In fact, one could invest via Systematic Investment Plan ( SIP) with as little as ₹500 per month for as long as one wishes to.

Myth : One Needs To Have A Demat Account To Invest In Mutual Funds

Fact : Holding mutual fund Units in Demat mode is absolutely optional, except in respect of Exchange Traded Funds. For all other schemes, including the close-ended listed schemes like Fixed Maturity Plans (FMPs), it is entirely upto the investor whether to hold the units in a Demat mode or in conventional physical accountant statement mode.

Myth : A Scheme With A Higher Nav Has Reached Its Peak !

Fact : This is a very common misconception because of the general association of Mutual Funds with shares. One needs to keep in mind that the NAV of a scheme is nothing but a reflection of the market value of the underlying shares held by the fund on any day. Mutual Funds invest in shares, which may be bought or sold whenever deemed appropriate by the Fund Manager depending on the scheme’s investment strategy (Buy-Hold-Sell). If the Fund Manager feels that a particular stock has peaked, he can choose to sell it.

A high NAV does not mean the fund is expensive. In fact, high NAV indicates a good performance of the scheme over the years.

Myth : Buying A Top-rated Mutual Fund Scheme Ensures Better Returns.

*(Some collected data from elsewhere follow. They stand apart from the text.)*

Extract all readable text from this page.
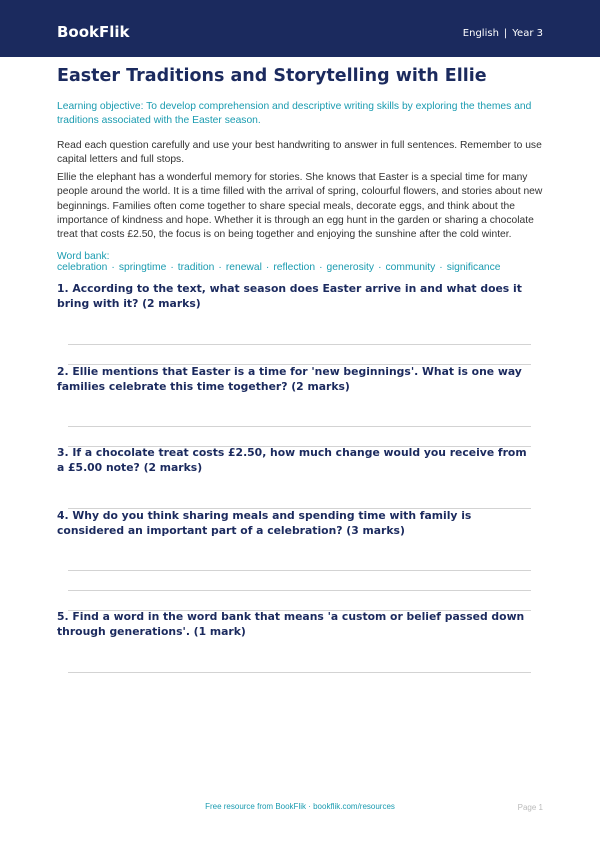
BookFlik	English | Year 3
Easter Traditions and Storytelling with Ellie
Learning objective: To develop comprehension and descriptive writing skills by exploring the themes and traditions associated with the Easter season.
Read each question carefully and use your best handwriting to answer in full sentences. Remember to use capital letters and full stops.
Ellie the elephant has a wonderful memory for stories. She knows that Easter is a special time for many people around the world. It is a time filled with the arrival of spring, colourful flowers, and stories about new beginnings. Families often come together to share special meals, decorate eggs, and think about the importance of kindness and hope. Whether it is through an egg hunt in the garden or sharing a chocolate treat that costs £2.50, the focus is on being together and enjoying the sunshine after the cold winter.
Word bank: celebration · springtime · tradition · renewal · reflection · generosity · community · significance
1. According to the text, what season does Easter arrive in and what does it bring with it? (2 marks)
2. Ellie mentions that Easter is a time for 'new beginnings'. What is one way families celebrate this time together? (2 marks)
3. If a chocolate treat costs £2.50, how much change would you receive from a £5.00 note? (2 marks)
4. Why do you think sharing meals and spending time with family is considered an important part of a celebration? (3 marks)
5. Find a word in the word bank that means 'a custom or belief passed down through generations'. (1 mark)
Free resource from BookFlik · bookflik.com/resources	Page 1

Fact : Mutual fund ratings are dynamic and based on performance of the scheme over time – which in itself is subject to market fluctuations. So, a Mutual fund scheme that may be on top of the rating chart currently, may not necessarily maintain the same rating month after month or at a later date . However, a top rated fund is a good first step to short list a scheme to invest in (although past performance does not necessarily guarantee better returns in future). Investment in a mutual fund scheme needs to be tracked with respect to the scheme’s benchmark to evaluate its performance periodically to decide whether to stay invested or to exit.